Воротясь домой, еще на лестнице осведомился Меркулов, не воротился ли Дмитрий Петрович. Нет, не приезжал еще. Досада стала разбирать Меркулова, горячился он, сердился, а на кого – и сам не знал. Надобно ж было в один день случиться стольким неудачам!.. «Дурной знак, нехорошая примета!..» – думал он, бросая картуз и пальто на первый попавшийся стул. В сильном волненье прошелся раза три по комнате, заглянул за ширмы, где ему приготовлена была постель…
Глядь, на ночном столике часы… Как так?.. Как они туда попали?.. Часы те самые, что Брайтон ему подарил, вот и круг, вот и треугольник и надпись… Появленье часов на столике объяснялось очень просто: воротясь в первый раз в номер, Меркулов бессознательно снял их и положил у постели, а потом и забыл. Но теперь это казалось ему делом необычайным, непостижимым, сверхъестественным. «Добрый знак, хорошая примета», – решил он и вдруг рассвистался. За несколько минут перед тем дразнили и сердили его слышные издалека крики цыганской песни и звуки роговой музыки. Теперь и роговая музыка показалась приятной, даже чрезвычайно изящной, а песни цыган просто восхитительными…
Даже в звуках турецкого барабана, что без умолку бухал в каком-то сколоченном из барочных досок комедиантском балагане, Никита Федорыч находил что-то прелестное, что-то необычайно гармоничное… Взглянул на часы – десять… Ну теперь Митенька скоро воротится, может быть и от Дорониных пришлют, может быть сам Зиновий Алексеич приедет… Чем бы до тех пор заняться?. Позвонил, спросил каких-нибудь газет.
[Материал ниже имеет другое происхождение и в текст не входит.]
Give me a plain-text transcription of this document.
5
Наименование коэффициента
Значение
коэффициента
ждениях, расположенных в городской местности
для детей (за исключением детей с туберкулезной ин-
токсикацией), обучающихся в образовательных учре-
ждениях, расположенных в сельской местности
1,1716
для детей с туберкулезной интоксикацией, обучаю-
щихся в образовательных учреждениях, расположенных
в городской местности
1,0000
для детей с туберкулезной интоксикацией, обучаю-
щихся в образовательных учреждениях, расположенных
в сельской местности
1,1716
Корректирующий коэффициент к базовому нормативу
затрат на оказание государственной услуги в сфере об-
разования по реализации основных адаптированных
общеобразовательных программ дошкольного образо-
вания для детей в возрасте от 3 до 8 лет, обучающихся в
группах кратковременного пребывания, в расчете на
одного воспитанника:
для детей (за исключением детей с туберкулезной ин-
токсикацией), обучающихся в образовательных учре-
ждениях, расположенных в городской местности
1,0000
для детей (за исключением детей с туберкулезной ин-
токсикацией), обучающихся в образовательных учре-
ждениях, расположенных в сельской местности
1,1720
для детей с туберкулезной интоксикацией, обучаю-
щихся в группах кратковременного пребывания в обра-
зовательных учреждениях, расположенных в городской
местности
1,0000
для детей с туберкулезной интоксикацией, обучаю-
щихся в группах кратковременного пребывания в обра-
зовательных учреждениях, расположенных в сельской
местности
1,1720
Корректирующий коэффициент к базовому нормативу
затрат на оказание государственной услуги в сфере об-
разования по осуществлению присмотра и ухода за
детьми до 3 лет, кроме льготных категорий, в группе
Подали «Ярмарочный листок», и он углубился в его чтение. Читает, сколько ржи на пристанях, сколько овса, пшена, муки – все цифры, цифры и цифры… Глядит он на эти цифры внимательно, но ничего в них не видит и вовсе не об них думает… Думает про невесту, думает про Веденеева, про тюленя, про Морковникова, про Брайтона и про Марью Ивановну, но ни над чем не может остановиться, ни над каким предметом не может сосредоточиться… Больше все Брайтон да Брайтон да его подаренье… С год прошло, как не вспоминал англичанина, а сегодня он у него беспрестанно на уме…
«Это от того сна, – думает Меркулов. – Как, однако, я живо видел его, как есть наяву… Так же точно и после смерти – тогда ведь все равно, что день, что тысяча, миллион лет… Американец тогда у Брайтона правду говорил… А у нас мытарства!.. Нет, так лучше, как американец говорил: только что умрешь, тотчас тебе и суд, тотчас тебе и место, где господь присудит… Как он милосерд, как он премудр, как это хорошо он устроил! Что час, что тысяча лет – ему все одно… А что это за вера фармазонская?.. Тайная… Как бы узнать?.. Морковников не знает ли?.. Разве с Марьей Ивановной познакомиться, ее расспросить?.. Не скажет, пожалуй… тайности ведь у них». Дверь с шумом растворилась.
– Наконец-то! – вскликнул Никита Федорыч и кинулся было обнимать Веденеева. Но это был не Веденеев.
– Давеча, в обеденну пору, стучал я, к вам стучал в каюту, государь мой, так-таки не мог добудиться. Нечего делать – один пообедал… теперь уж не уйдете от меня. Пойдемте-ка ужинать… Одиннадцатый уж час…
Так говорил Василий Петрович, растопыря врозь руки, будто в самом деле хотел изловить Меркулова, ежели тот вздумает лыжи от него навострить.
– Я ведь не ужинаю, Василий Петрович. Да и есть-то вовсе не хочется,сказал Меркулов.
– Как так?.. – с удивлением вскрикнул Морковников. – Не обедал, да и ужинать не хочет!.. На что это похоже?.. Смирять, что ли, себя вздумали?.. Нет, батюшка, этого я не позволю. Покончим с тюленём, тогда хоть совсем от еды откинься, хоть с голоду помри – тогда мне все равно… А до тех пор не позволю, ни под каким видом не позволю. Извольте-ка, сударь, идти со мной в общую залу. У Федора Яковлича рыба отменная, по всей ярманке лучше нет. Куда до него Барбатенке, да хоша б и самому модному вашему Никите Егорову…
У них насчет рыбного тех же щей да пожиже влей. Подают красиво, любо-дорого посмотреть, да еда-то нам по брюху не приходится, не по русскому скусу она… Идем же, идем, нечего попусту лясы точить. И схватил Меркулова за руку.
– Хоша и силком, а уж стащу друга поужинать, – говорил он. – Сердись, не сердись, по мне, брат, все едино… А на своем уж беспременно поставлю!.. Как это можно без ужина?.. Помилуйте!
– Да ей-богу же в горло кусок не пройдет. Я так с вами давеча назавтракался, что, кажется, и завтрашний день есть не захочу.
– Нельзя, голубчик, нельзя, – стоял на своем Морковников. – Ты продавец, я покупатель, – без того нельзя, чтобы не угоститься… я тебя угощаю… И перечить ты мне не моги, не моги… Нечего тут – расходы пополам… Это, батюшка, штуки немецкие, нашему брату, русскому человеку, они не под стать… я угощаю – перечить мне не моги… Ну, поцелуй меня, душа ты моя Никита Федорыч, да пойдем скорей. Больно уж я возлюбил тебя.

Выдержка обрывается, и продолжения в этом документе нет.